Perhaps leveraging HA priorities may help here. You could set the VCH endpoint VM to be the last one to come up or the first one to come up (depending on what you need to avoid inconsistencies).

hmahmood commented 7 years ago

@corrieb @mdubya66 @mreferre @mhagen-vmware

Update on HA:

  1. add option to vic-machine for HA appliance — need clarification on this; I am not sure what this is for
  2. add docker run --restart handling - should pass through to portlayer create — --restart=always is currently the behavior, both on host and vm (tether) failure; is this enough for 1.1?
  3. heartbeat support in tether — don't think this is needed; see #406
  4. configure vApp VMs to start on powerOn with --restart=always — this is the current behavior since HA will restart on host failure, and we reboot the OS if tether/vic-init fails (i.e. panics)
corrieb commented 7 years ago

(1) @hickeng can clarify. If this is a question of host failure, then I suspect we already cover it with what we've done. If it's WRT some kind of heartbeat on the portlayer/personality services then that should be covered under #406

(2) The interesting problem here is that HA is either enabled on the cluster (in which case, you'd need to explicitly set --restart=never to get different behavior) or you want restart=always but it's not enabled on the cluster, in which case we'd have to implement some behavior in the personality. To answer the question specifically - yes I think this is fine for 1.1. It's a policy applied by the admin.

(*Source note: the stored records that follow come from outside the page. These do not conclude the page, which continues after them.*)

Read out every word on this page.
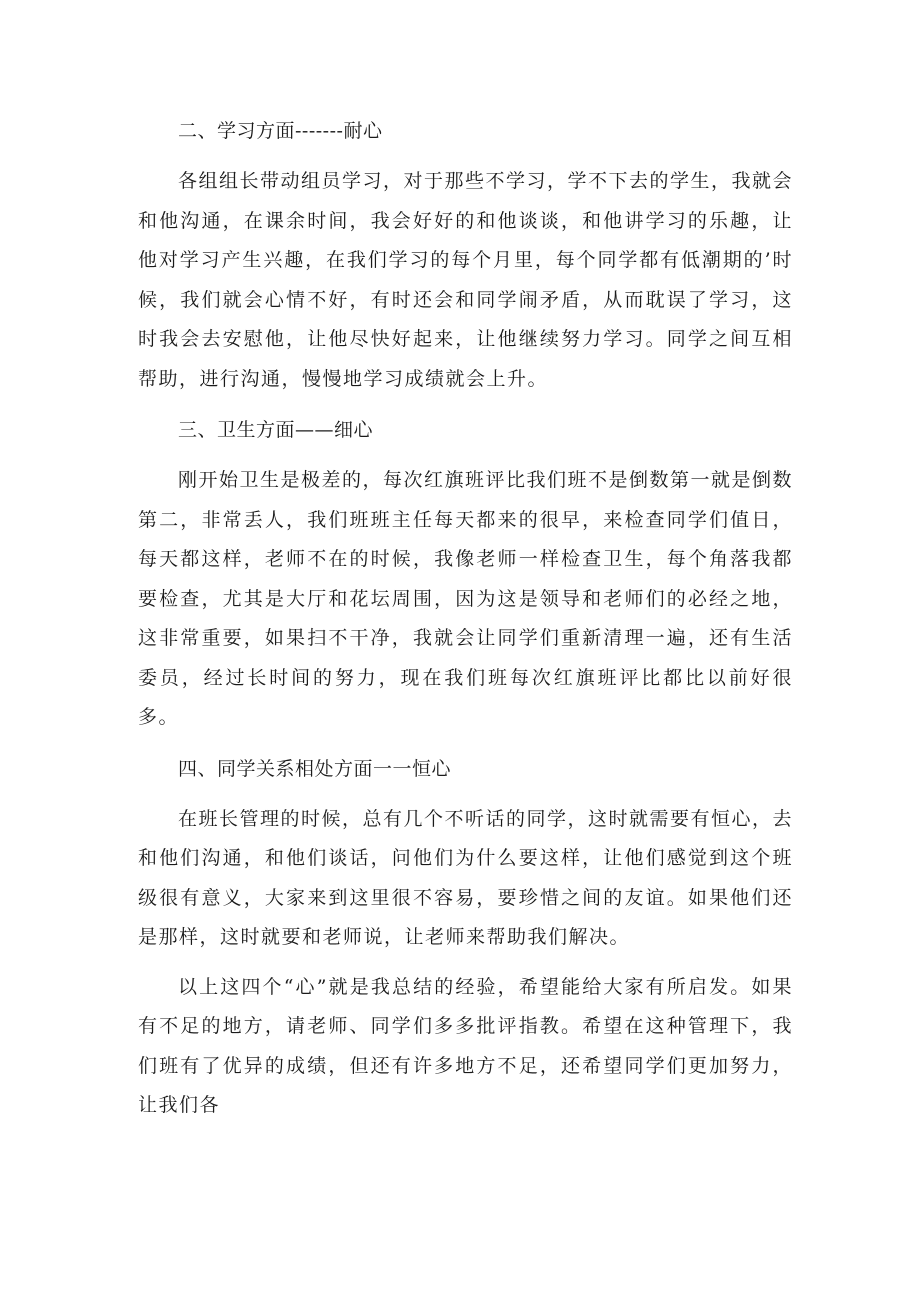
二、学习方面-------耐心
各组组长带动组员学习，对于那些不学习，学不下去的学生，我就会和他沟通，在课余时间，我会好好的和他谈谈，和他讲学习的乐趣，让他对学习产生兴趣，在我们学习的每个月里，每个同学都有低潮期的’时候，我们就会心情不好，有时还会和同学闹矛盾，从而耽误了学习，这时我会去安慰他，让他尽快好起来，让他继续努力学习。同学之间互相帮助，进行沟通，慢慢地学习成绩就会上升。
三、卫生方面——细心
刚开始卫生是极差的，每次红旗班评比我们班不是倒数第一就是倒数第二，非常丢人，我们班班主任每天都来的很早，来检查同学们值日，每天都这样，老师不在的时候，我像老师一样检查卫生，每个角落我都要检查，尤其是大厅和花坛周围，因为这是领导和老师们的必经之地，这非常重要，如果扫不干净，我就会让同学们重新清理一遍，还有生活委员，经过长时间的努力，现在我们班每次红旗班评比都比以前好很多。
四、同学关系相处方面一一恒心
在班长管理的时候，总有几个不听话的同学，这时就需要有恒心，去和他们沟通，和他们谈话，问他们为什么要这样，让他们感觉到这个班级很有意义，大家来到这里很不容易，要珍惜之间的友谊。如果他们还是那样，这时就要和老师说，让老师来帮助我们解决。
以上这四个“心”就是我总结的经验，希望能给大家有所启发。如果有不足的地方，请老师、同学们多多批评指教。希望在这种管理下，我们班有了优异的成绩，但还有许多地方不足，还希望同学们更加努力，让我们各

(3) I think heartbeat support is still needed. Tether can be running fine, but the application could have hung or died in some way. The health-check stuff should be combined in with that.

(4) Not sure what this refers to. vApp powerOn?

ryandotclair commented 7 years ago

My .02 on this subject, for what it's worth: I think HA should be enabled by default for all containers/VCH endpoint. Even for "CNA" written apps. Yes, it can handle a failure easily, but end user has an expected stated in mind of how many containers they expect to be running (otherwise why'd the start it up to begin with?). I think we should ensure that expected state--it'd be silly to not restart it IMHO.

If we didn't, what's the expected workflow? They'd log in every day to see it failed and restart it manually? Or just leave it failed and start up a new one later?